Pelaksana Tugas Kadinkes Kota Palembang, Letizia, mengatakan, selain layanan dokter di pustu, terdapat juga dokter spesialis di puskemas.

“Ada, di puskesmas disediakan juga layanan dokter spesialis. Mereka kita tempatkan di puskemas yang ramai. Misalnya Puskesmas Merdeka, Dempo, dan lainnya,” ujar Letizia.

Ia menyebutkan, saat ini di kota Palembang terdapat 40 puskemas. Satu puskemas di Tegal Binangun yang belum diresmikan. Sebanyak 11 puskesmas sudah terakreditasi, tahun ini 16 puskemas diakreditasi Target kita 2018 semua puskesmas sudah terakreditasi.

Sedangkan, Badan Layanan Umum Daerah (BLUD), merupakan sistem pengelolaan keuangan mandiri yang turut meningkatkan pelayanan kesehatan masyarakat.

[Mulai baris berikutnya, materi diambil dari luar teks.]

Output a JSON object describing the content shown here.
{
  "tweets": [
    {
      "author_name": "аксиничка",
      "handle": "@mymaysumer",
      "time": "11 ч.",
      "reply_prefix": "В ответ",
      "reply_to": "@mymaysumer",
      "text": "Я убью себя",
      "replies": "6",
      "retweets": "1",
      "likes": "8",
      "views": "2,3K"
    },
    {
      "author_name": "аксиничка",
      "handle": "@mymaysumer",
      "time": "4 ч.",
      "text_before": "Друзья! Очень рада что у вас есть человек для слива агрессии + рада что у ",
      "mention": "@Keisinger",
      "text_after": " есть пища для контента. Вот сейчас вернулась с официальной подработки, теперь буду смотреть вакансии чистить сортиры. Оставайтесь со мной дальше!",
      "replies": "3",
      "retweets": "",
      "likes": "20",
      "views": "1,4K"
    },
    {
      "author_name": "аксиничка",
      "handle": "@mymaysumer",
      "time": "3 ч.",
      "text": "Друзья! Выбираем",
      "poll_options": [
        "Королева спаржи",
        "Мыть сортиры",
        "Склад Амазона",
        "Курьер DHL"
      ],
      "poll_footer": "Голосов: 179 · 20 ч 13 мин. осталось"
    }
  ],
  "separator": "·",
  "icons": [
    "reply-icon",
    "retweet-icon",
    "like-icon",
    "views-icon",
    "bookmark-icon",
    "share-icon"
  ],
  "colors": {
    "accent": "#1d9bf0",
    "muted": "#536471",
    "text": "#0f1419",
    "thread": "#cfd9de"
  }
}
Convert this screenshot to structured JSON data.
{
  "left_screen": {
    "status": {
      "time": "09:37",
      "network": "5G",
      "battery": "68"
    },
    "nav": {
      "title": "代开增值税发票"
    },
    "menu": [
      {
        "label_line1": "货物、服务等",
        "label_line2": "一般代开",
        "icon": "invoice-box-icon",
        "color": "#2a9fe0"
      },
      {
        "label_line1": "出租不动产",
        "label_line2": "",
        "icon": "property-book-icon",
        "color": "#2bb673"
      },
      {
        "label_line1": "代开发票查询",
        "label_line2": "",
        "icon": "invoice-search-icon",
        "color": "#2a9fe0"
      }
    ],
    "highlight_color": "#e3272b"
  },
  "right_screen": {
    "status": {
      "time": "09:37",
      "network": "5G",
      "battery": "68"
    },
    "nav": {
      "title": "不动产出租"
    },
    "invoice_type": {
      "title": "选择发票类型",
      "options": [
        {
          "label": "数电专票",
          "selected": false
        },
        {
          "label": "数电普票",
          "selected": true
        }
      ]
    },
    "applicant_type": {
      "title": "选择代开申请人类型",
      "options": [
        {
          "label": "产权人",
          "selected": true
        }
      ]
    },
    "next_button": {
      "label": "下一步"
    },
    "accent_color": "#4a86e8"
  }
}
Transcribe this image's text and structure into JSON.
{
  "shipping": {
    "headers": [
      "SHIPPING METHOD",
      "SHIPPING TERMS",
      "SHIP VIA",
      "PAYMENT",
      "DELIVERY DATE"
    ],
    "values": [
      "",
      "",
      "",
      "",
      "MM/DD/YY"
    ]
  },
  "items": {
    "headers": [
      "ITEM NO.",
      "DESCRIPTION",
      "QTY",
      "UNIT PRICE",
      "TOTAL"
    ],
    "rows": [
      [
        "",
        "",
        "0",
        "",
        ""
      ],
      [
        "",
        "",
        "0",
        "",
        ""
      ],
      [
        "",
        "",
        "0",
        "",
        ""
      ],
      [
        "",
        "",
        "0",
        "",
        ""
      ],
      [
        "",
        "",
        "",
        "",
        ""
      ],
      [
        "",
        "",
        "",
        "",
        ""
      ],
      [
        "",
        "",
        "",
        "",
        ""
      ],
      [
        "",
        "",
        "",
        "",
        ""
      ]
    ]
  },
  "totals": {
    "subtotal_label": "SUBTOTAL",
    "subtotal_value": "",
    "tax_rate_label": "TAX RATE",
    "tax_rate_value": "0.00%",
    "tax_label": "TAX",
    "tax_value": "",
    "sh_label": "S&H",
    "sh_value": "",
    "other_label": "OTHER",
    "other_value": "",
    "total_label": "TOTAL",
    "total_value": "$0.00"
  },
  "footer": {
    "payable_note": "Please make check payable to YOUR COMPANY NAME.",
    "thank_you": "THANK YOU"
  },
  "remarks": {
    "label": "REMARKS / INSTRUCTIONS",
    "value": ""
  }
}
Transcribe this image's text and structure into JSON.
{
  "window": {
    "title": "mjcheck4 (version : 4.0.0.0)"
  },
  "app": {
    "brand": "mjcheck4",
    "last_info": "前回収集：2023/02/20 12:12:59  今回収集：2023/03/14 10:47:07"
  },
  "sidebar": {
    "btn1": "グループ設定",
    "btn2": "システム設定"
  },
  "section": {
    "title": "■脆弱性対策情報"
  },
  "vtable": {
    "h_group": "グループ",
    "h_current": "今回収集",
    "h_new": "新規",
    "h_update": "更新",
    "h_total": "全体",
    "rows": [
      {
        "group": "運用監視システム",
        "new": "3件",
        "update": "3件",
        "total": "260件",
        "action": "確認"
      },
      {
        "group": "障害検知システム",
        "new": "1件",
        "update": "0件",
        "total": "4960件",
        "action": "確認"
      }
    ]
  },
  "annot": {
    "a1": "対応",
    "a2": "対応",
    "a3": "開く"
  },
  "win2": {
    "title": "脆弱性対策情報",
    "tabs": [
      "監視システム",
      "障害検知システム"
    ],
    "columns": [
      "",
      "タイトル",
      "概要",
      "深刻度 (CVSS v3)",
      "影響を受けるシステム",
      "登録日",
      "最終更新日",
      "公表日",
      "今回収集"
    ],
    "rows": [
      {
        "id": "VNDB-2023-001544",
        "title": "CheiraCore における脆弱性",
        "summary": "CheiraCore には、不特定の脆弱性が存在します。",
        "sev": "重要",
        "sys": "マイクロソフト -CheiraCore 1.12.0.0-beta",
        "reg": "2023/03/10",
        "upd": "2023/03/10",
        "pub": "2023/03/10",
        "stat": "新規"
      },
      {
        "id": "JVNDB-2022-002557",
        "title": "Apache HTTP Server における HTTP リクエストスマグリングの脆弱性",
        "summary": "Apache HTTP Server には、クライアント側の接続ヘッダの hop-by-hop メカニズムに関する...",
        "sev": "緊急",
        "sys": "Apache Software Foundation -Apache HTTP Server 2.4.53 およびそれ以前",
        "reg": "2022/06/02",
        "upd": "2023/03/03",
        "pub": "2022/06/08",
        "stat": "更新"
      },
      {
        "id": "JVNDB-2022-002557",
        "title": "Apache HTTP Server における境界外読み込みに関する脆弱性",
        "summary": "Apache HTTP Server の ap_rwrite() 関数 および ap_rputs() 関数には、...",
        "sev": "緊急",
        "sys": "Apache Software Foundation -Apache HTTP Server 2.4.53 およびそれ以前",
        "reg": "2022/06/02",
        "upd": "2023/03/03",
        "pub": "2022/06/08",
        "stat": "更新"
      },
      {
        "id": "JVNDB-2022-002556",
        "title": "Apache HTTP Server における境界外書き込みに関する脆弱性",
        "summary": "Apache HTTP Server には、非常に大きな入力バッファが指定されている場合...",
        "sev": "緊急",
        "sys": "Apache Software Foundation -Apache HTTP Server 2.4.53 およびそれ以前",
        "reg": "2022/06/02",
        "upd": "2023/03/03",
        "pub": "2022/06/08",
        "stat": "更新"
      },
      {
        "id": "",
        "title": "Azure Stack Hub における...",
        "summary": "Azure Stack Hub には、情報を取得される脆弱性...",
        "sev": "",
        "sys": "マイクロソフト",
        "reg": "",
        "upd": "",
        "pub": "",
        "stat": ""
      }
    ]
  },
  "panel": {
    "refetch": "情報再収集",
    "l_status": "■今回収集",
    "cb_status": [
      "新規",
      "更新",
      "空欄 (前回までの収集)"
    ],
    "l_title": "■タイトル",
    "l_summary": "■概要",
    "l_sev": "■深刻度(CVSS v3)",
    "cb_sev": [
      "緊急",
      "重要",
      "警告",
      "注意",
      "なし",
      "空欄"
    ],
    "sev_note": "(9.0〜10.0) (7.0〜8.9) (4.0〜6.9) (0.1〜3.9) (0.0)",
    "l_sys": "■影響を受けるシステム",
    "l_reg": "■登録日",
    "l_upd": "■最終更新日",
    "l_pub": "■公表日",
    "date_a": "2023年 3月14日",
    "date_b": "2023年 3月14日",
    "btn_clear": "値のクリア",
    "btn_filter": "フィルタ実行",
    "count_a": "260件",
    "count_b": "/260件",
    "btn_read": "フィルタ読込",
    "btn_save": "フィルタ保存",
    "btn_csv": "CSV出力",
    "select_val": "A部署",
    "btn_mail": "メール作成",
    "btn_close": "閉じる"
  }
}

"Dengan BLUD, puskesmas dapat mengelola keuangan sendiri. Termasuk puskesmas dapat melakukan pengadaan sendiri tanpa mekanisme penganggaran. Misal, pengadaan obat bisa dilakukan sendiri tanpa melibatkan Dinkes. Di Palembang, semua Puskemas sudah BLUD," Letizia menerangkan.

Kepala Puskemas Multiwahana, Dr Irma Wijaya Kusuma, mengatakan, pihaknya terus melakukan terobosan guna meningkatkan layanan kepada masyarakat. Baru-baru ini kami sudah melaunching layanan konsultasi kesehatan online berbasis Whatapps (WA) untuk masyarakat.

"Kami siapkan 2 dokter, 1 dokter umum dan 1 dokter gigi. Kedua dokter inilah yang akan berinteraksi langsung dengan masyarakat, yang akan menjawab konsultasi mereka di WA. Konsultasi ini dibuka setiap hari kerja mulai pukul 07:30 WIB-16.00 WIB. Ini nomor WA layanan kami:  082176343553," Irma menyebutkan.